Black colleges fail to give students a proper perspective on their heritage, the founder of an African-oriented school said in a recent discussion on black education.
"All African colleges are nothing but carbon copies of European colleges. They teach the same thing, the European perspective," said Sensazakulu Zulu, founder of the Ujamaa (collective economics) Shule (school), of Washington.
The discussion, titled "Need, Potential and Feasibility of an Independent African School System," was sponsored by the S.O.U.L. School Institute and the student government of Sojourner-Douglass College. It was held at the college.
Part of the purpose of the meeting was to set up a task force to develop a "shule" or school system from pre-kindergarten through college.
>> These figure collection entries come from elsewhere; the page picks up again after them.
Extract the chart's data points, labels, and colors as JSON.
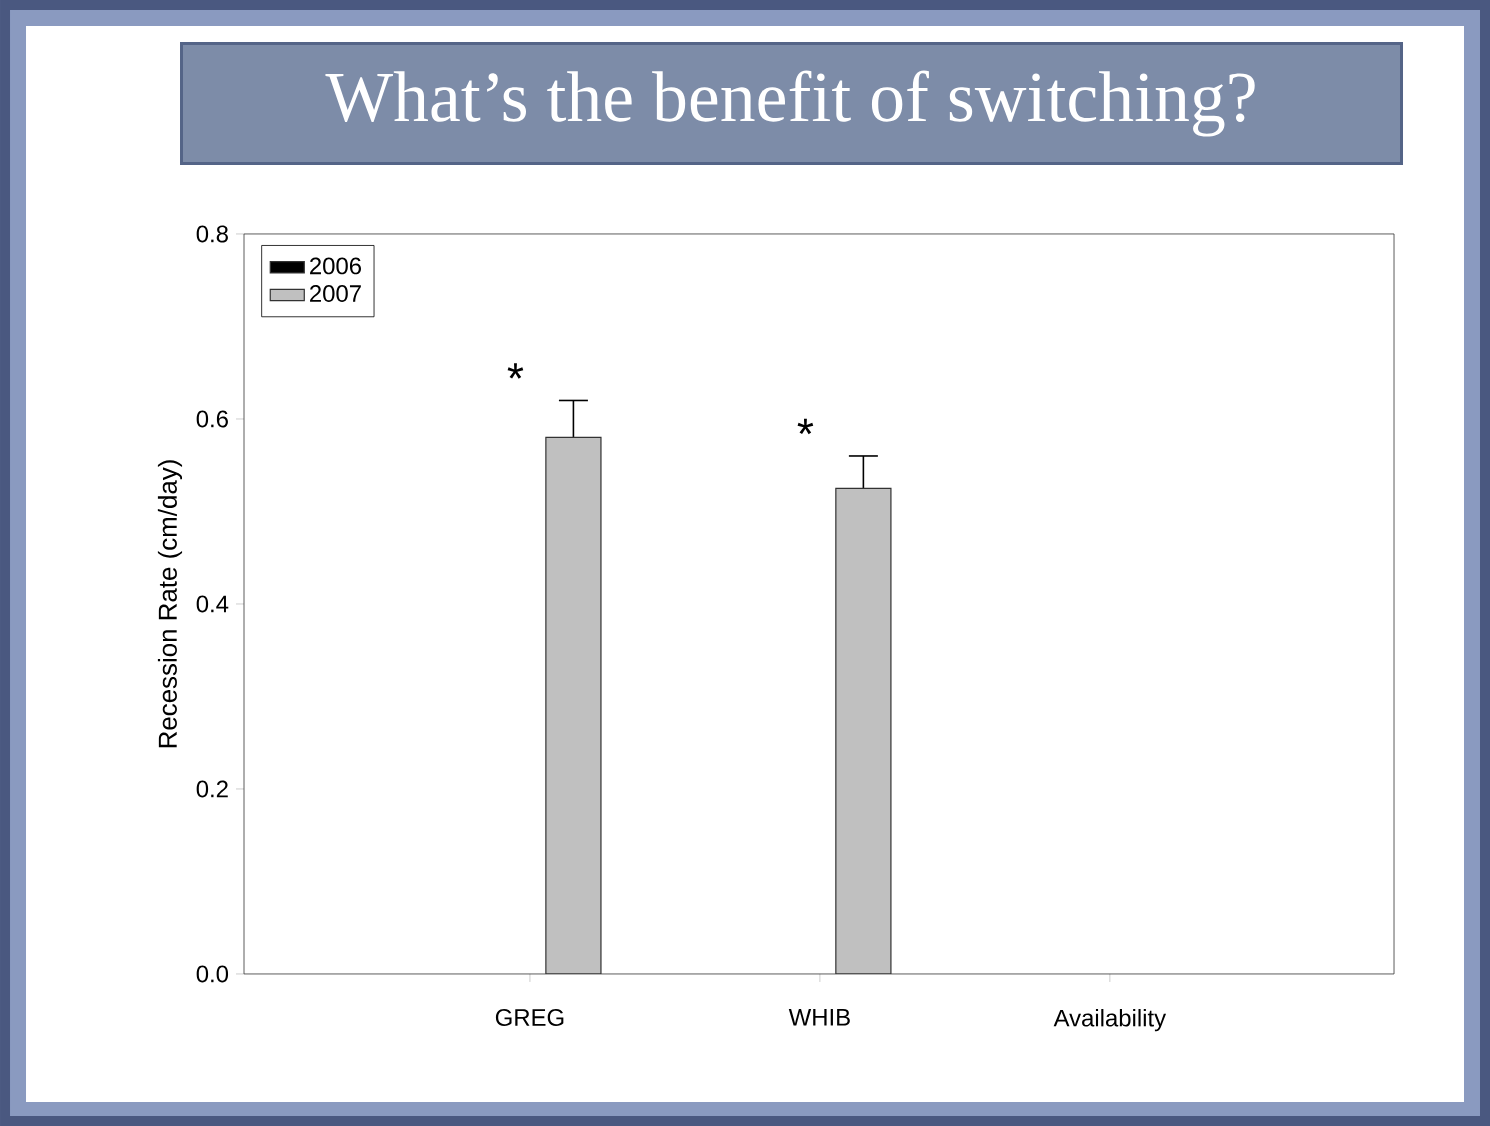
{
  "chart_data": {
    "type": "bar",
    "ylabel": "Recession Rate (cm/day)",
    "categories": [
      "GREG",
      "WHIB",
      "Availability"
    ],
    "series": [
      {
        "name": "2006",
        "color": "#000000",
        "values": [
          null,
          null,
          null
        ]
      },
      {
        "name": "2007",
        "color": "#c0c0c0",
        "values": [
          0.58,
          0.525,
          null
        ],
        "errors": [
          0.04,
          0.035,
          null
        ]
      }
    ],
    "ylim": [
      0,
      0.8
    ],
    "yticks": [
      {
        "value": 0,
        "label": "0.0"
      },
      0.2,
      0.4,
      0.6,
      0.8
    ],
    "legend": "top left",
    "annotations": [
      "*",
      "*",
      "What’s the benefit of switching?"
    ]
  }
}
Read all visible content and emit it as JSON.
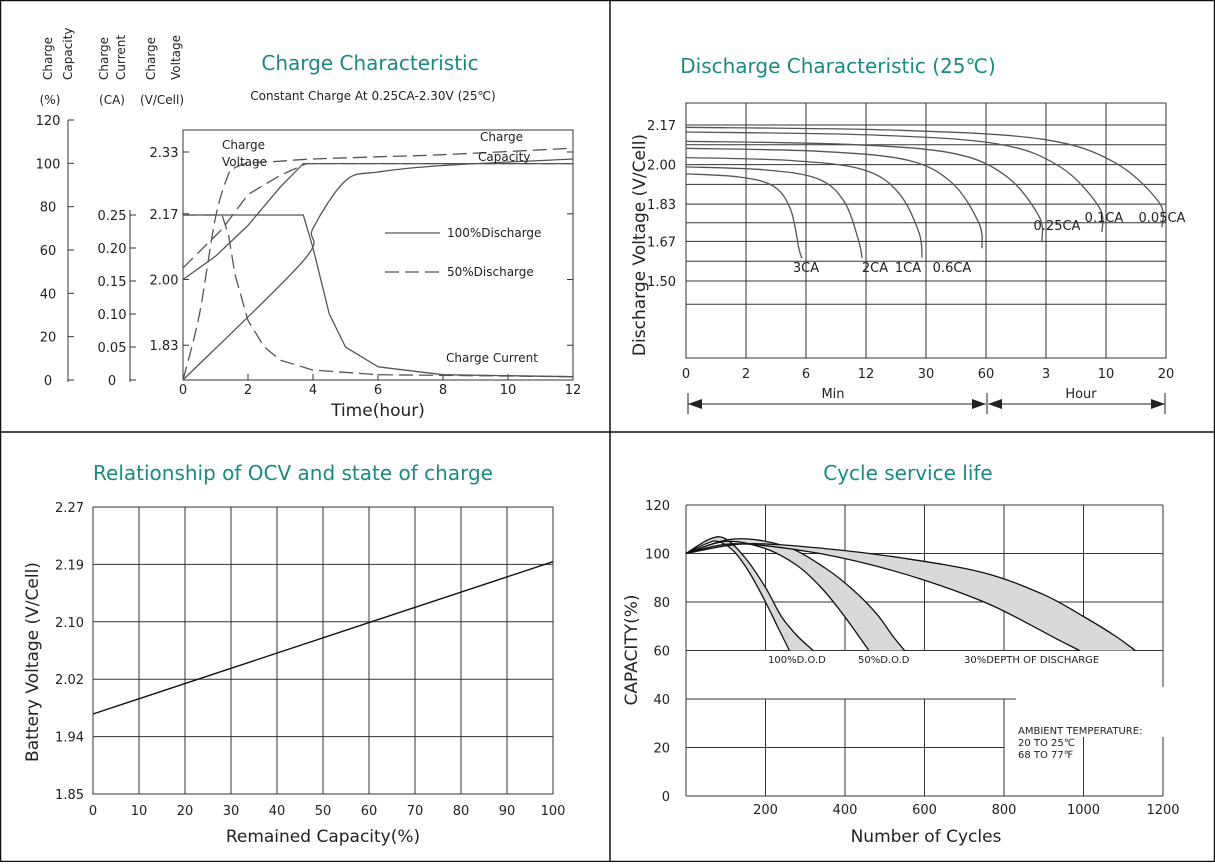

The panelists were Sheila Moore, an instructor at the Park Heights Street Academy, Mr. Zulu, and Dr. Charles Simmons, founder and president of Sojourner-Douglass.
The panelists spoke of an "African" school system, as opposed to a public school "multi-cultural" system.
Dr. Simmons said that the African American community should "exercise our right to educational and political self-determination, and move collectively to define for ourselves the significance of education from our own perspective," in a worldwide system of independent African schools.
He suggested that the curriculum should be "project-oriented, providing students an opportunity to link theory with practice, to test theory in application."
Mr. Zulu attended Howard University's School of Law. He says he became a founding member of the Student Non-violent Coordinating Committee before he felt the need to become more involved through the worlds of business and education.
Ms. Moore spoke from the perspective of being an instructor at Park Heights Academy. A researcher with the African Heritage Education and Research Institute, she is a member of the African American Women's Caucus. She is a former teacher with the Baltimore public school system.
"It is obvious that the present systems have failed our people and we see that every day," she said. "I think that it might have been rather naive for us to think that it was even supposed to do anything for us in the first place. Many of us, including educators and activists, lack serious discipline for self-study."